Antaeotricha crypsiphaea

Scientific classification
- Domain: Eukaryota
- Kingdom: Animalia
- Phylum: Arthropoda
- Class: Insecta
- Order: Lepidoptera
- Family: Depressariidae
- Genus: Antaeotricha
- Species: A. crypsiphaea
- Binomial name: Antaeotricha crypsiphaea (Meyrick, 1925)
- Synonyms: Stenoma crypsiphaea Meyrick, 1925;

= Antaeotricha crypsiphaea =

- Authority: (Meyrick, 1925)
- Synonyms: Stenoma crypsiphaea Meyrick, 1925

Species of moth

Antaeotricha crypsiphaea is a moth of the family Depressariidae. It is found in Brazil (Para).

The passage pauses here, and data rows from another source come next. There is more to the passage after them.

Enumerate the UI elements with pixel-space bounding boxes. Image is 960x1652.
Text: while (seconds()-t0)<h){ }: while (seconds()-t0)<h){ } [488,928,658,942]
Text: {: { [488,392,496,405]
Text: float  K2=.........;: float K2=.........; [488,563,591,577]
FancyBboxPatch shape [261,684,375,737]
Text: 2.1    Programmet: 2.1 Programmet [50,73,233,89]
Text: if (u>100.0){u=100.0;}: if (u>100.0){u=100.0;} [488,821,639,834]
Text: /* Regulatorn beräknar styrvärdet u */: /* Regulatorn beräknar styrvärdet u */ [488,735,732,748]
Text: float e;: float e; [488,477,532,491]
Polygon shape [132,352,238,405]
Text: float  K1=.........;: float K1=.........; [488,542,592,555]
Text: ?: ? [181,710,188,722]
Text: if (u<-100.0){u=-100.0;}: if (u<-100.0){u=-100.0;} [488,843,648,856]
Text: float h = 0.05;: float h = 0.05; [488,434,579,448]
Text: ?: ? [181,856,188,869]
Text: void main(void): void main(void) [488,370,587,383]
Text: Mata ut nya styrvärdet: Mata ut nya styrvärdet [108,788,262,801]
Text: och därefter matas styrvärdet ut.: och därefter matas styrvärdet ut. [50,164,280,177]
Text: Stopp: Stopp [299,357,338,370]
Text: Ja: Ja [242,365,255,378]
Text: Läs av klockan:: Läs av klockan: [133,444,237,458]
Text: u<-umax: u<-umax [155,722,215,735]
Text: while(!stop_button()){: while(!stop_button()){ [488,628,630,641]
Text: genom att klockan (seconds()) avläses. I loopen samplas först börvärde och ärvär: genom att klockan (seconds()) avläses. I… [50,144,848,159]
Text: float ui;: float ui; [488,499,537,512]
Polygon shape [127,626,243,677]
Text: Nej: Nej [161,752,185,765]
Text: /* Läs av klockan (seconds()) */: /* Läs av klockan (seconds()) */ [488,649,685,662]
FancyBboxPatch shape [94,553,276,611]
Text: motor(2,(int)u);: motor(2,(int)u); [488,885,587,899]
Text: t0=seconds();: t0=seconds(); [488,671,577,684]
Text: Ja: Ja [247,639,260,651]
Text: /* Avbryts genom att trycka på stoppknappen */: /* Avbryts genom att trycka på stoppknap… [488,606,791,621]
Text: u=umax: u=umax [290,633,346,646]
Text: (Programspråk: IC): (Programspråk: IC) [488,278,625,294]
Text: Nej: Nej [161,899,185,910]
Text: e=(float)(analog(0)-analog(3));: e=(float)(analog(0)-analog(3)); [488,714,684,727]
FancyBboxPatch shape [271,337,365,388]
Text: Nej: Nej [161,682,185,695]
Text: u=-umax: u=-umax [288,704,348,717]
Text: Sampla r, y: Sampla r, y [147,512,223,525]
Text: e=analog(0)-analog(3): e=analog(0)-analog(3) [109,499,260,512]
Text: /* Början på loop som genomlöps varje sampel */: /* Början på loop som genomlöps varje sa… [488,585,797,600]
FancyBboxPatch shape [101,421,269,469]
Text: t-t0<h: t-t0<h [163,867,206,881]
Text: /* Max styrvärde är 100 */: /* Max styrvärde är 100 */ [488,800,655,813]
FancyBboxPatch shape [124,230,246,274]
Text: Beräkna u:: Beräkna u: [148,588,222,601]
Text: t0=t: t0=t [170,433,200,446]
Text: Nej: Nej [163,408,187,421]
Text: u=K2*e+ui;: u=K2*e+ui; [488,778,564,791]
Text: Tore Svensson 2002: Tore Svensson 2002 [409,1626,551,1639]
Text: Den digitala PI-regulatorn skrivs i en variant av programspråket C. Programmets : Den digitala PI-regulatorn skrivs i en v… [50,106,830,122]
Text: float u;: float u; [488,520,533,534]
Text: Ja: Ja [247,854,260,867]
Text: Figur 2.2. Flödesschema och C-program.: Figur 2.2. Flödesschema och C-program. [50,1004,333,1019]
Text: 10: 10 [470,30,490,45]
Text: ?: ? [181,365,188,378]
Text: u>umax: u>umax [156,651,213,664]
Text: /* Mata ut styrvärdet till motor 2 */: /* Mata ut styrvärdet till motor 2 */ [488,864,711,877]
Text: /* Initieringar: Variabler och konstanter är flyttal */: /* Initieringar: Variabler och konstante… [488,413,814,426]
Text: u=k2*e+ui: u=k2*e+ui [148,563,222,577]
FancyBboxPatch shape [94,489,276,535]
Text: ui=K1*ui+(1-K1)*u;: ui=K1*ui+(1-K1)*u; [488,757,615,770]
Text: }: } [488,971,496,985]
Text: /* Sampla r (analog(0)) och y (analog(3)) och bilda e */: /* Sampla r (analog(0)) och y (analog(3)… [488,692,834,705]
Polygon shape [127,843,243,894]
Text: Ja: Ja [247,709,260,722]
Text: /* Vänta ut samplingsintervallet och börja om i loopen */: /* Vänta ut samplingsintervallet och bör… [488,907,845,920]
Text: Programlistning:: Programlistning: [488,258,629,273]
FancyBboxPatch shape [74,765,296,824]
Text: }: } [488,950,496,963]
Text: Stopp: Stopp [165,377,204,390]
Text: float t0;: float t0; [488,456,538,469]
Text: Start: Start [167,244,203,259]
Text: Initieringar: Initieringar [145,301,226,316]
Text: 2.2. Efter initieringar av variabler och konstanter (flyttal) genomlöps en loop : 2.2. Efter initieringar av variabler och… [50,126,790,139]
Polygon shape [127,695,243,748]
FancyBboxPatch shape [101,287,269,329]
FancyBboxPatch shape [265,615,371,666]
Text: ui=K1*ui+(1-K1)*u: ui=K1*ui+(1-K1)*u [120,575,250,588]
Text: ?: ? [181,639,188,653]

The wingspan is about 19 mm. The forewings are fuscous-whitish, more infuscated on the dorsal half with no basal markings. There are two small cloudy dark fuscous spots very obliquely placed in the disc at one-third, from these an irregular gradually expanded fuscous shade to the middle of the dorsum. There is an irregular slightly curved fuscous line from the middle of the costa to the dorsum at four-fifths, and a similar line more curved on the lower half from the costa at two-thirds to the tornus, the dorsal area between these more infuscated. There nine dark fuscous marginal marks around the posterior part of the costa and termen. The hindwings are whitish, tinged grey towards the apex.